When using estimate_lucid() to fit LUCID in serial model, we specify lucid_model = "serial", and K is a list with the same length as the number of ordered omics layers and each element in the list is an integer representing number of latent clusters for the corresponding omics layer. G, Z, Y are the inputs for exposure, omics data matrix, and the outcome, respectively. Note that here Z is list of omics layers (vectors). CoY are the covariates to be adjusted for the \(X\) to \(Y\) association and CoG are the covariates to be adjusted for the \(G\) to \(X\) association. We specify useY = TRUE to construct supervised LUCID in serial model. We specify family = "normal" since the outcome is continuous. If the outcome is binary, we would specify family = "binary". We specify Rho_Z_Mu = 10 and Rho_Z_Cov = .3 to use LASSO penalty to regularize cluster-specific means and variance for \(Z\).
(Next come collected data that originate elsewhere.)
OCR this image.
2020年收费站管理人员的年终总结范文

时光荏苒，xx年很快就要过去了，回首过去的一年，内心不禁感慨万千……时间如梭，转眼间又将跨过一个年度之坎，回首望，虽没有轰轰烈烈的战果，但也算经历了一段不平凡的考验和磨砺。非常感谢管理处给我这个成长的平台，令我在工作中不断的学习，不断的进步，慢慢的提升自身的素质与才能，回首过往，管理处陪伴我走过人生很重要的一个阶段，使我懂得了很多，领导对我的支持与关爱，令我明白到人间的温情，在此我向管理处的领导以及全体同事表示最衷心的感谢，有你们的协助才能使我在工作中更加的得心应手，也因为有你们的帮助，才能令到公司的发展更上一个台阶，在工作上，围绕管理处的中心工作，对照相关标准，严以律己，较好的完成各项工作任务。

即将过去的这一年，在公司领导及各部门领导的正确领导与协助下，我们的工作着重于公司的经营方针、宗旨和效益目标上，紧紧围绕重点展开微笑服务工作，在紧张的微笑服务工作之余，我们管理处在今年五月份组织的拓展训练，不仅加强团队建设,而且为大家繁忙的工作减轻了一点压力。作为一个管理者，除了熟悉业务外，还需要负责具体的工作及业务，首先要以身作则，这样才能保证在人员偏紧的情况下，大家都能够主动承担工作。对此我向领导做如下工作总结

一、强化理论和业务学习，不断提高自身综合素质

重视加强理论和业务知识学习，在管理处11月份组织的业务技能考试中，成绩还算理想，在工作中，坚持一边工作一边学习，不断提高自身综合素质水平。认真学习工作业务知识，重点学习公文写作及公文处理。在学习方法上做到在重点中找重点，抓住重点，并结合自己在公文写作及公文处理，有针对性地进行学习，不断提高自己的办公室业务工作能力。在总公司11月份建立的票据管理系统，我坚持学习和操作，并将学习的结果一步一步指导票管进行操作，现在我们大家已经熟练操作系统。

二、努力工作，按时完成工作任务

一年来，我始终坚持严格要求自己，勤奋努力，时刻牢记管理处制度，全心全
We will get a selection of \(Z\) features for each layer, and then we refit the LUCID in serial model with only selected \(Z\) features to construct the final model.

Code
set.seed(100)
G_Hg = exposure %>% as.matrix()
Z = list(omics_lst$methylome,
         omics_lst$transcriptome,
         omics_lst$miRNA)
Y_liv_inj = scale(outcome)

# Run the LUCID Model  
fit <- estimate_lucid(lucid_model = "serial",
                      G = G_Hg,
                      Z = Z,
                      Y = Y_liv_inj, 
                      CoY = covs,
                      CoG = covs,
                      K = list(2,2,2),
                      useY = TRUE,
                      family = "normal", 
                      Rho_Z_Mu = 10,
                      Rho_Z_Cov = .3)

#extract selected Z features to to refit lUCID in serial
selected_Z = vector(mode = "list", length = length(Z))
for (i in (1:length(Z))){
  fiti_select_Z = fit$submodel[[i]]$select$selectZ
  selected_Z[[i]] = Z[[i]][,fiti_select_Z]
}

#Refit ther LUCID in serial model with selected Z
fit <- estimate_lucid(lucid_model = "serial",
                      G = G_Hg,
                      Z = selected_Z,
                      Y = Y_liv_inj, 
                      CoY = covs,
                      CoG = covs,
                      K = list(2,2,2),
                      useY = TRUE,
                      init_par = "random",
                      family = "normal")

# Rename Exposure
fit1 <- fit$submodel[[1]]
fit1$var.names$Gnames[1] <- "Hg"
fit2 <- fit$submodel[[2]]
fit2$var.names$Gnames[1] <- "<b>Methylation\nProfile 1</b>"
fit3 <- fit$submodel[[3]]
fit3$var.names$Gnames[1] <- "<b>miRNA\nProfile 1</b>"

4.4.2 Sankey Diagram

The full code for the sankey_in_serial function is provided in Section 6.1.3.

Code
col_pal <- RColorBrewer::brewer.pal(n = 8, name = "Dark2")
color_pal_sankey <- matrix(c("exposure", "red",
                             "lc"      , "#b3d8ff",
                             "TC"      , col_pal[2],
                             "CpG"     , col_pal[1],
                             "miRNA"   , col_pal[3],
                             "outcome" , "grey"), 
                           ncol = 2, byrow = TRUE) %>%
  as_tibble(.name_repair = "unique") %>% 
  janitor::clean_names() %>%
  dplyr::rename(group = x1, color = x2)

p3<- sankey_in_serial(fit1, 
                      fit2, 
                      fit3, 
                      color_pal_sankey,
                      text_size = 24)

Figure 4.3: The Sankey Diagram for LUCID in Serial (Late Integration).